Confusion with the definition of an closed system I read that in a closed system, Energy can flow in or out but mass remains constant. But, we know that E=mc^2 i.e if energy changes, mass must change! 
So whats going on in here? Where did i get it wrong?
 A: The term "closed system" is an idealized system which never exists in the real world.  We use them because many systems respond very similarly to a mathematically perfect closed system.
Because it's an ideal, not a real thing, we have to give it a definition, and it's up to the speaker to ensure the listener understands that definition.  For example, in many cases, "closed system" means neither mass nor energy escapes the system.  The term is also used in cases where the mass or energy escaping the system is well quantified, such as the system you describe where mass cannot enter nor escape but energy can.

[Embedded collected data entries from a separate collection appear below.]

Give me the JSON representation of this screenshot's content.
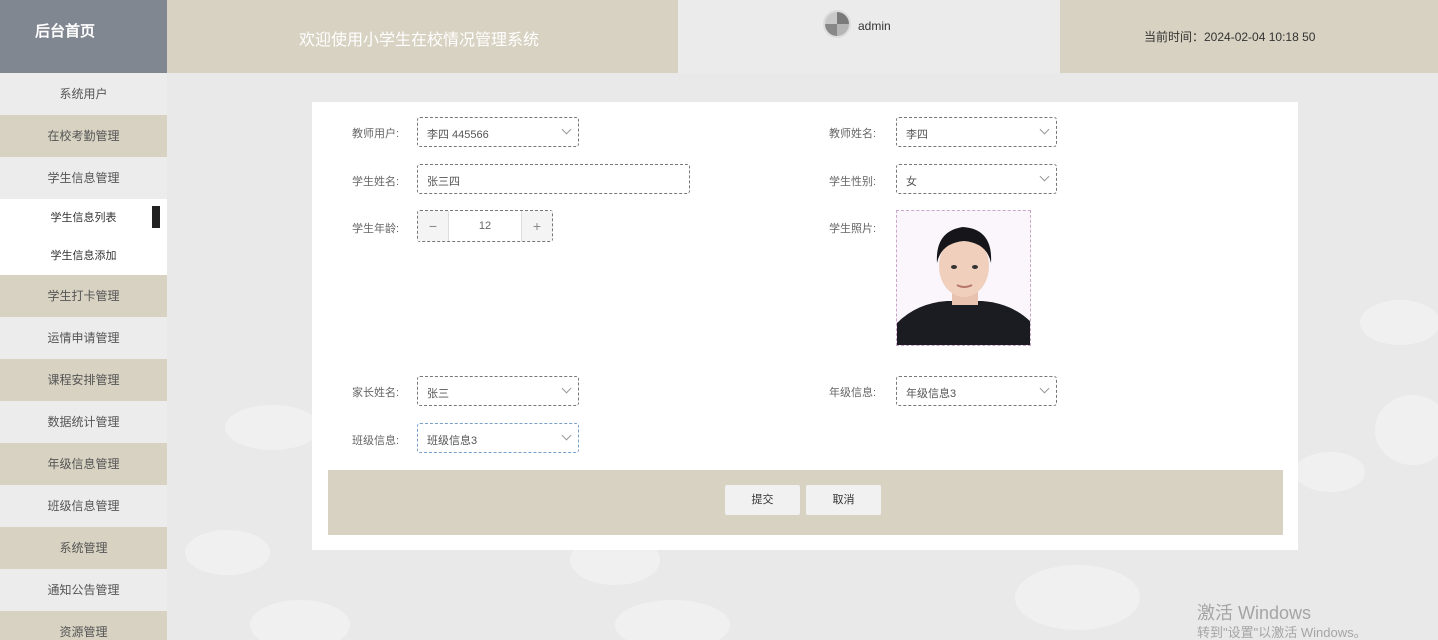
{
  "header": {
    "home": "后台首页",
    "title": "欢迎使用小学生在校情况管理系统",
    "username": "admin",
    "time": "当前时间：2024-02-04 10:18 50"
  },
  "sidebar": {
    "items": [
      {
        "label": "系统用户"
      },
      {
        "label": "在校考勤管理"
      },
      {
        "label": "学生信息管理"
      },
      {
        "label": "学生信息列表"
      },
      {
        "label": "学生信息添加"
      },
      {
        "label": "学生打卡管理"
      },
      {
        "label": "运情申请管理"
      },
      {
        "label": "课程安排管理"
      },
      {
        "label": "数据统计管理"
      },
      {
        "label": "年级信息管理"
      },
      {
        "label": "班级信息管理"
      },
      {
        "label": "系统管理"
      },
      {
        "label": "通知公告管理"
      },
      {
        "label": "资源管理"
      }
    ]
  },
  "form": {
    "teacher_user": {
      "label": "教师用户:",
      "value": "李四 445566"
    },
    "teacher_name": {
      "label": "教师姓名:",
      "value": "李四"
    },
    "student_name": {
      "label": "学生姓名:",
      "value": "张三四"
    },
    "student_gender": {
      "label": "学生性别:",
      "value": "女"
    },
    "student_age": {
      "label": "学生年龄:",
      "value": "12",
      "minus": "−",
      "plus": "+"
    },
    "student_photo": {
      "label": "学生照片:"
    },
    "parent_name": {
      "label": "家长姓名:",
      "value": "张三"
    },
    "grade_info": {
      "label": "年级信息:",
      "value": "年级信息3"
    },
    "class_info": {
      "label": "班级信息:",
      "value": "班级信息3"
    },
    "submit_label": "提交",
    "cancel_label": "取消"
  },
  "watermark": {
    "line1": "激活 Windows",
    "line2": "转到\"设置\"以激活 Windows。"
  }
}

A good example of this might be a refrigeration cycle.  The mass within the refrigeration equipment never changes, but energy and heat are transferred through the system, pulling heat out of the refrigerator into the environment.  In reality, the system is not perfectly closed.  Mass actually does escape from refrigeration equipment, which is why you sometimes have to recharge them.  However, the mass loss here is so small that much of the behavior of the refrigerator can be captured by assuming no mass leaves.  Only when you're looking at the long term reliability of the fridge do these losses matter.
Relativistic effects also happen to not matter very much for many systems, like our refrigerator.  Yes, in theory we could see some difference in "relativistic mass" due to changes in energy, but they are incredibly small compared to all other sources of error in the system.
If you wanted to, you could define a closed system which accounts for the relativistic effects of its parts.  It just turns out that this makes the equations far more complicated and the benefits from doing so are minimal.  If you developed a refrigeration circuit which relies on relativistic effects to efficiently cool your food, then you would be obliged to include that in your definition of "closed system."
In practice, you will find that your ergodic assumption and your assumption of equilibrium will typically become more important than your non-relativistic definition of a closed system for a remarkably large number of systems you will look at.  However, you'll find that we do make the assumptions just the same, because they tend to be useful.